The collectors of the several ports of entry, the surveyors of the several ports of delivery, and the marshals of the several judicial districts within the United States, shall seize any vessel or boat built, purchased, fitted out, or held as mentioned in section 385 of this title, which may be found within their respective ports or districts, and to cause the same to be proceeded against and disposed of as provided by that section.
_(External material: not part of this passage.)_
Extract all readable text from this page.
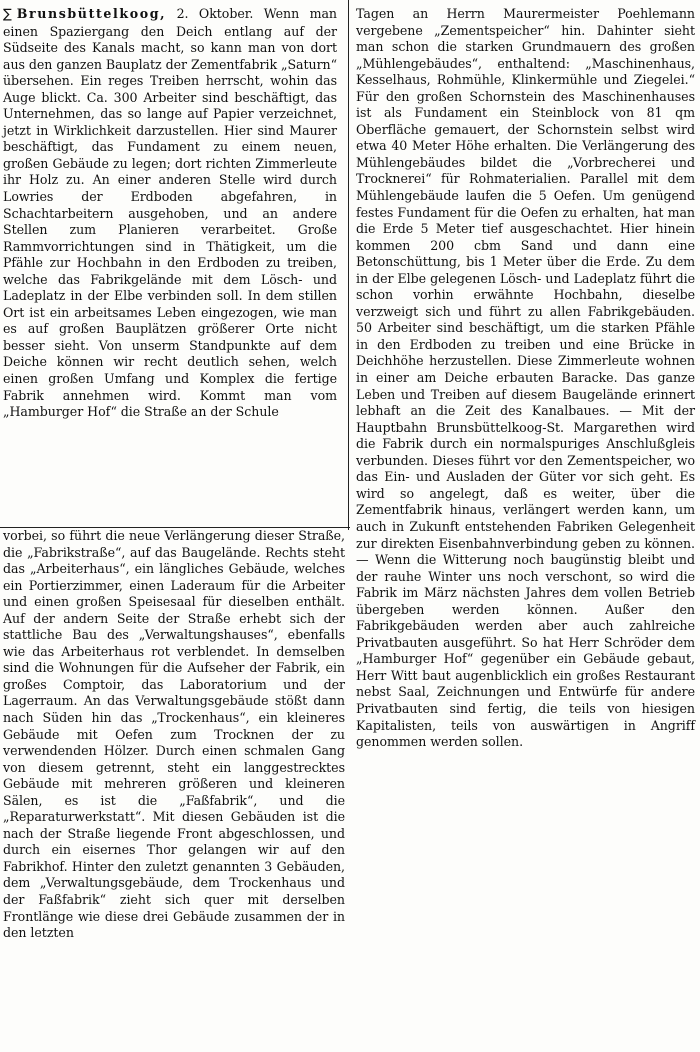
∑ Brunsbüttelkoog, 2. Oktober. Wenn man einen Spaziergang den Deich entlang auf der Südseite des Kanals macht, so kann man von dort aus den ganzen Bauplatz der Zementfabrik „Saturn“ übersehen. Ein reges Treiben herrscht, wohin das Auge blickt. Ca. 300 Arbeiter sind beschäftigt, das Unternehmen, das so lange auf Papier verzeichnet, jetzt in Wirklichkeit darzustellen. Hier sind Maurer beschäftigt, das Fundament zu einem neuen, großen Gebäude zu legen; dort richten Zimmerleute ihr Holz zu. An einer anderen Stelle wird durch Lowries der Erdboden abgefahren, in Schachtarbeitern ausgehoben, und an andere Stellen zum Planieren verarbeitet. Große Rammvorrichtungen sind in Thätigkeit, um die Pfähle zur Hochbahn in den Erdboden zu treiben, welche das Fabrikgelände mit dem Lösch- und Ladeplatz in der Elbe verbinden soll. In dem stillen Ort ist ein arbeitsames Leben eingezogen, wie man es auf großen Bauplätzen größerer Orte nicht besser sieht. Von unserm Standpunkte auf dem Deiche können wir recht deutlich sehen, welch einen großen Umfang und Komplex die fertige Fabrik annehmen wird. Kommt man vom „Hamburger Hof“ die Straße an der Schule

vorbei, so führt die neue Verlängerung dieser Straße, die „Fabrikstraße“, auf das Baugelände. Rechts steht das „Arbeiterhaus“, ein längliches Gebäude, welches ein Portierzimmer, einen Laderaum für die Arbeiter und einen großen Speisesaal für dieselben enthält. Auf der andern Seite der Straße erhebt sich der stattliche Bau des „Verwaltungshauses“, ebenfalls wie das Arbeiterhaus rot verblendet. In demselben sind die Wohnungen für die Aufseher der Fabrik, ein großes Comptoir, das Laboratorium und der Lagerraum. An das Verwaltungsgebäude stößt dann nach Süden hin das „Trockenhaus“, ein kleineres Gebäude mit Oefen zum Trocknen der zu verwendenden Hölzer. Durch einen schmalen Gang von diesem getrennt, steht ein langgestrecktes Gebäude mit mehreren größeren und kleineren Sälen, es ist die „Faßfabrik“, und die „Reparaturwerkstatt“. Mit diesen Gebäuden ist die nach der Straße liegende Front abgeschlossen, und durch ein eisernes Thor gelangen wir auf den Fabrikhof. Hinter den zuletzt genannten 3 Gebäuden, dem „Verwaltungsgebäude, dem Trockenhaus und der Faßfabrik“ zieht sich quer mit derselben Frontlänge wie diese drei Gebäude zusammen der in den letzten

Tagen an Herrn Maurermeister Poehlemann vergebene „Zementspeicher“ hin. Dahinter sieht man schon die starken Grundmauern des großen „Mühlengebäudes“, enthaltend: „Maschinenhaus, Kesselhaus, Rohmühle, Klinkermühle und Ziegelei.“ Für den großen Schornstein des Maschinenhauses ist als Fundament ein Steinblock von 81 qm Oberfläche gemauert, der Schornstein selbst wird etwa 40 Meter Höhe erhalten. Die Verlängerung des Mühlengebäudes bildet die „Vorbrecherei und Trocknerei“ für Rohmaterialien. Parallel mit dem Mühlengebäude laufen die 5 Oefen. Um genügend festes Fundament für die Oefen zu erhalten, hat man die Erde 5 Meter tief ausgeschachtet. Hier hinein kommen 200 cbm Sand und dann eine Betonschüttung, bis 1 Meter über die Erde. Zu dem in der Elbe gelegenen Lösch- und Ladeplatz führt die schon vorhin erwähnte Hochbahn, dieselbe verzweigt sich und führt zu allen Fabrikgebäuden. 50 Arbeiter sind beschäftigt, um die starken Pfähle in den Erdboden zu treiben und eine Brücke in Deichhöhe herzustellen. Diese Zimmerleute wohnen in einer am Deiche erbauten Baracke. Das ganze Leben und Treiben auf diesem Baugelände erinnert lebhaft an die Zeit des Kanalbaues. — Mit der Hauptbahn Brunsbüttelkoog-St. Margarethen wird die Fabrik durch ein normalspuriges Anschlußgleis verbunden. Dieses führt vor den Zementspeicher, wo das Ein- und Ausladen der Güter vor sich geht. Es wird so angelegt, daß es weiter, über die Zementfabrik hinaus, verlängert werden kann, um auch in Zukunft entstehenden Fabriken Gelegenheit zur direkten Eisenbahnverbindung geben zu können. — Wenn die Witterung noch baugünstig bleibt und der rauhe Winter uns noch verschont, so wird die Fabrik im März nächsten Jahres dem vollen Betrieb übergeben werden können. Außer den Fabrikgebäuden werden aber auch zahlreiche Privatbauten ausgeführt. So hat Herr Schröder dem „Hamburger Hof“ gegenüber ein Gebäude gebaut, Herr Witt baut augenblicklich ein großes Restaurant nebst Saal, Zeichnungen und Entwürfe für andere Privatbauten sind fertig, die teils von hiesigen Kapitalisten, teils von auswärtigen in Angriff genommen werden sollen.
U.S. Code § 387. Duties of officers of customs and marshals as to seizure
Surveyors of the several ports of delivery, referred to in text, are probably obsolete offices in view of act July 5, 1932, ch. 430, title I, § 1, 47 Stat. 584, which abolished the offices of surveyors of customs, except at the Port of New York. Ports of delivery, except those which were made ports of entry, were abolished and the use of the term “port of delivery” was discontinued under the President’s plan of reorganization of the customs service communicated to Congress by message dated Mar. 3, 1913.
R.S. § 4299 derived from act Aug. 5, 1861, ch. 48, § 3, 12 Stat. 315.
All offices of collector of customs, comptroller of customs, surveyor of customs, and appraiser of merchandise in Bureau of Customs of Department of the Treasury to which appointments were required to be made by President with advice and consent of Senate ordered abolished, with such offices to be terminated not later than December 31, 1966, by Reorg. Plan No. 1, of 1965, eff. May 25, 1965, 30 F.R. 7035, 79 Stat. 1317, set out in the Appendix to Title 5, Government Organization and Employees. All functions of offices eliminated were already vested in Secretary of the Treasury by Reorg. Plan No. 26 of 1950, eff. July 31, 1950, 15 F.R. 4935, 64 Stat. 1280, set out in the Appendix to Title 5.